Jonathan spent the early years of his career assisting and printing for renowned photographer Joel Meyerowitz, and has had solo exhibitions both in the United States and Internationally. His work consists of large scale, highly nuanced color photographs of the stark natural beauty and inherent impermanence of landscapes.
Daniela Schweitzer
Born and raised in Argentina, Daniela Schweitzer now resides in Los Angeles. She is classically trained with a focus on figurative and non-representational abstract paintings. Daniela draws inspiration from the energetic and vibrant colors of her upbringing in South America. She enjoys the simplicity of everyday happenings and relishes the importance of the human connection. These experiences along with the real, and at times, imagined narratives bring her to an emotional process and technique that defines a familial pathway culminating in each of her paintings at a specific moment in time. Daniela’s current figurative abstractions do not emphasize classical figure or portrait making, but rather reflect the appreciation for human existence and the internal feelings of the people around her. The gestural part of her art resides more in the core of emotions and feelings toward the subject. Daniela looks for the balance in everyday life that transports her back to a less hectic lifestyle.
Judith Judy
In a review of Judith Judy’s work, Mark Jenkins, art critic for the Washington Post, wrote: “The Northern Virginia painter is not an abstractionist, yet her warm, radiant landscapes aren’t modeled on particular places. Indeed, they seem designed as portals, visual entrances into the world of light. Soft-textured trees and grass define the foreground and vaporous sky the background, but the action transpires between the two, on the plane where sunlight bleeds into a rich, indistinct glow.”

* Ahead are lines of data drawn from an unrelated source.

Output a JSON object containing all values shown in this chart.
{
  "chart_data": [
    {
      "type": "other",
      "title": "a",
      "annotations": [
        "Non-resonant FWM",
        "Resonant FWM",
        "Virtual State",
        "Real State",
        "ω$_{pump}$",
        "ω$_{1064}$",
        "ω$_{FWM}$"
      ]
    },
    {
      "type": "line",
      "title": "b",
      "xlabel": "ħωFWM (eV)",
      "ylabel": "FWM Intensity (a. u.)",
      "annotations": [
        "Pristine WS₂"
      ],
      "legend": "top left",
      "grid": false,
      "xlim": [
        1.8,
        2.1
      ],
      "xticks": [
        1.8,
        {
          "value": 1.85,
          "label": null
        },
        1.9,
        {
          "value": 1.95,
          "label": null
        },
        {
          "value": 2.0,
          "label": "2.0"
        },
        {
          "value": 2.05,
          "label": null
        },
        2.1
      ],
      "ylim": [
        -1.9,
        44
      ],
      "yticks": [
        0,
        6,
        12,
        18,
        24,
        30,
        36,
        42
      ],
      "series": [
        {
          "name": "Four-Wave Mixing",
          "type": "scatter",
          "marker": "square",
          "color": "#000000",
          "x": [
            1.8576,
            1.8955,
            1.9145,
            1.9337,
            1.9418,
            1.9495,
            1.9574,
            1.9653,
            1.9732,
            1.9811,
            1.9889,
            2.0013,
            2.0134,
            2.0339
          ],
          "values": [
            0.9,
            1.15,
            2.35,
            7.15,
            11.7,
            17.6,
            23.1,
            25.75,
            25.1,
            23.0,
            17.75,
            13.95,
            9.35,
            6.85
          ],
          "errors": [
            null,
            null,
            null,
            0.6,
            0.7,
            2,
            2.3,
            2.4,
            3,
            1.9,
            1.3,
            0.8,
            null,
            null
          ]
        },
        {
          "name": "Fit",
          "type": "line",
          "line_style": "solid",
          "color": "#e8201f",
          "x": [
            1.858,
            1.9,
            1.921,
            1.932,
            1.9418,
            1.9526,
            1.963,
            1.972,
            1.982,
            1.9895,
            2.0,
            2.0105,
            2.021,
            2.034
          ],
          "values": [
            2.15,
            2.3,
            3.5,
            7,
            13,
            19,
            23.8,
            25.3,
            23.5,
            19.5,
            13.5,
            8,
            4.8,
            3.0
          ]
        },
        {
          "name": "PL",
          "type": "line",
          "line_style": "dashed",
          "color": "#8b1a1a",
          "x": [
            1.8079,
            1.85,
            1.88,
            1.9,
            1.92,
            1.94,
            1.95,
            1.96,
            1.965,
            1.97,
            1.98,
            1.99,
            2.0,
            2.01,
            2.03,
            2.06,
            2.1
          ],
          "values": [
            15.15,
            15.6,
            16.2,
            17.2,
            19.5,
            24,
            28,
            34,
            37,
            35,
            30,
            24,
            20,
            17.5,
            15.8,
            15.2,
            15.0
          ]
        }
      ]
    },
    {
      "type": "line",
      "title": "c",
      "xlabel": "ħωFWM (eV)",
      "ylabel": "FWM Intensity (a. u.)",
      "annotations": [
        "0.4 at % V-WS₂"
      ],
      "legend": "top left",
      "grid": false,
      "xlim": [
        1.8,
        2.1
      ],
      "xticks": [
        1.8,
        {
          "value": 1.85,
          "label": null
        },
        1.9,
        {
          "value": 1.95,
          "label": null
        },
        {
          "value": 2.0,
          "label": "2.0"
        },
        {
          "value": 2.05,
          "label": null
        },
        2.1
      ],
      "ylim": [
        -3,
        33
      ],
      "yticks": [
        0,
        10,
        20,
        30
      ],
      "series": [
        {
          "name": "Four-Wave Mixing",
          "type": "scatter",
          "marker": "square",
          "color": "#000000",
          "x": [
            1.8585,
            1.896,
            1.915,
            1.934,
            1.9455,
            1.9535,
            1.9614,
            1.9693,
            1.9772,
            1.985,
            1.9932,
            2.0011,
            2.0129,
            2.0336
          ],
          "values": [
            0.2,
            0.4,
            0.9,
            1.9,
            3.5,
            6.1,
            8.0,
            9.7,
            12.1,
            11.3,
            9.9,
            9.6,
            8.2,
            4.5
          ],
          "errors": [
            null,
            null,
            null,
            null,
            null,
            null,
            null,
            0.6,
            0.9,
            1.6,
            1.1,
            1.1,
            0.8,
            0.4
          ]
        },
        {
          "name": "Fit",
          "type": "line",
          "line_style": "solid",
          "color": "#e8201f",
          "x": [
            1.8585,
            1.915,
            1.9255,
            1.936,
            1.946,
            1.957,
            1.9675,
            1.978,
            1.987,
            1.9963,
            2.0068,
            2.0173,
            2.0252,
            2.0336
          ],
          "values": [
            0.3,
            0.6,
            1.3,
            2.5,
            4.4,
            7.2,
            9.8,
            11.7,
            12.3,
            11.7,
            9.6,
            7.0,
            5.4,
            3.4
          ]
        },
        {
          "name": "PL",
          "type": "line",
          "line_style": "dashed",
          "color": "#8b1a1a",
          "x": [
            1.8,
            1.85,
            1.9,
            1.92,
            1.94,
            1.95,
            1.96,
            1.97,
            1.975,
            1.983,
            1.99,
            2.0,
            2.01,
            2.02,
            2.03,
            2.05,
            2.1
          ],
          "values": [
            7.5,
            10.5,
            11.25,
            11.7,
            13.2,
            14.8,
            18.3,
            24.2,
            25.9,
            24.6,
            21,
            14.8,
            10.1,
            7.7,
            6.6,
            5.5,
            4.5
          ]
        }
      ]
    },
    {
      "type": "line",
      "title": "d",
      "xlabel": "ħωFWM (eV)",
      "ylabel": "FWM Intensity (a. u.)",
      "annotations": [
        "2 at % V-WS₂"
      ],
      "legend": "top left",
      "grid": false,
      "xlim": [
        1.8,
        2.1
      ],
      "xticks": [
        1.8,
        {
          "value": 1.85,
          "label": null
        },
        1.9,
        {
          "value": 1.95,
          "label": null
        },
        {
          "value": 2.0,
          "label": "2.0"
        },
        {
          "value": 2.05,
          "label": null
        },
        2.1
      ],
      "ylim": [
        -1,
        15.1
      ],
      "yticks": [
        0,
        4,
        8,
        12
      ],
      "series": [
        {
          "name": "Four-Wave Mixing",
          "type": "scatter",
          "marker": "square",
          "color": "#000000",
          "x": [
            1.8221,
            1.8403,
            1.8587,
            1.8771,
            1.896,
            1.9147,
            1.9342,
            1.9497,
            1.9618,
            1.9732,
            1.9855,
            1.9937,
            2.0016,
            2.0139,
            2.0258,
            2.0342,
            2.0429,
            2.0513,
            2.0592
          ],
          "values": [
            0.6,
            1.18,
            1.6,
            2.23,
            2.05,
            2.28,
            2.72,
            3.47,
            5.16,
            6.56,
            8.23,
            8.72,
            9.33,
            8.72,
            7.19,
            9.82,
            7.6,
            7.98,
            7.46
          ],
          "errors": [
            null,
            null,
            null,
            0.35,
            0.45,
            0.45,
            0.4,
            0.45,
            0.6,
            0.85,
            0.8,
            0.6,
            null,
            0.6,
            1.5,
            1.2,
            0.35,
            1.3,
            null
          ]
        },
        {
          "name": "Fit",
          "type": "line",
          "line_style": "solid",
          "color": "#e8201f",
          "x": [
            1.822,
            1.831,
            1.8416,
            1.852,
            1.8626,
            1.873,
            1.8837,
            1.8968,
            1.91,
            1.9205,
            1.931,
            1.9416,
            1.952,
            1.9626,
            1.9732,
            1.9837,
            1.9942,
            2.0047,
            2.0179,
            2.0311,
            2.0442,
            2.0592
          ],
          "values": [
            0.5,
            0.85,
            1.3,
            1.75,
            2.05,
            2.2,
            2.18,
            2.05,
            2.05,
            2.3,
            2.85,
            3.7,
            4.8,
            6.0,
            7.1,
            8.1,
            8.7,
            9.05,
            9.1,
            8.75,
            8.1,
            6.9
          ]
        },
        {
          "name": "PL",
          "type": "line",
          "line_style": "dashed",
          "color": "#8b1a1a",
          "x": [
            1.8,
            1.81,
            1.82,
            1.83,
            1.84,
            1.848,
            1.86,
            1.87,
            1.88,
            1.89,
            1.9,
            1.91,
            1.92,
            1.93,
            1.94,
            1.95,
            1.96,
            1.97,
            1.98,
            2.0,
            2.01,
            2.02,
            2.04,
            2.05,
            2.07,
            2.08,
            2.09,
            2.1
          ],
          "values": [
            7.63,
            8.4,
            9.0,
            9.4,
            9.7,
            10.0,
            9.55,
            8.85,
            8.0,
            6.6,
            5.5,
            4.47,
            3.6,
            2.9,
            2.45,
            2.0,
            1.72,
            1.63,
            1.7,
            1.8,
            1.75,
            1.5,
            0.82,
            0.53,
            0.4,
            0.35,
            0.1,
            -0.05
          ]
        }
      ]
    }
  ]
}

Read my interview with Judith.
Dusty Griffith
My goal as an artist is to have the viewer become aware that through a three dimensional world we have access to a world that can’t be seen, the spiritual world, where there is a creator who loves and wants to know us more intimately. There is more than just surface in my work reflecting this idea. Often there is a depth beyond the visible surface that can lead the viewer into the piece itself mirroring the dimensional world we live in.
Most of my works are very symbolic of time, events, stories and emotions. All of the symbols, sketches and found objects are layered into beeswax, Plexiglas and underneath plexi or tracing paper surfaces, causing the images or symbols to become “a part of” the whole picture not just a “piece of it”. I prefer wax, plexi and tracing paper because of their translucent qualities. I layer the work over and over until layer upon layer create the desired depth, surface texture and color. The colors and composition I choose tend to leave the viewer with a sense of peace or calm. The strokes are loose and gestural but at the same time deliberate.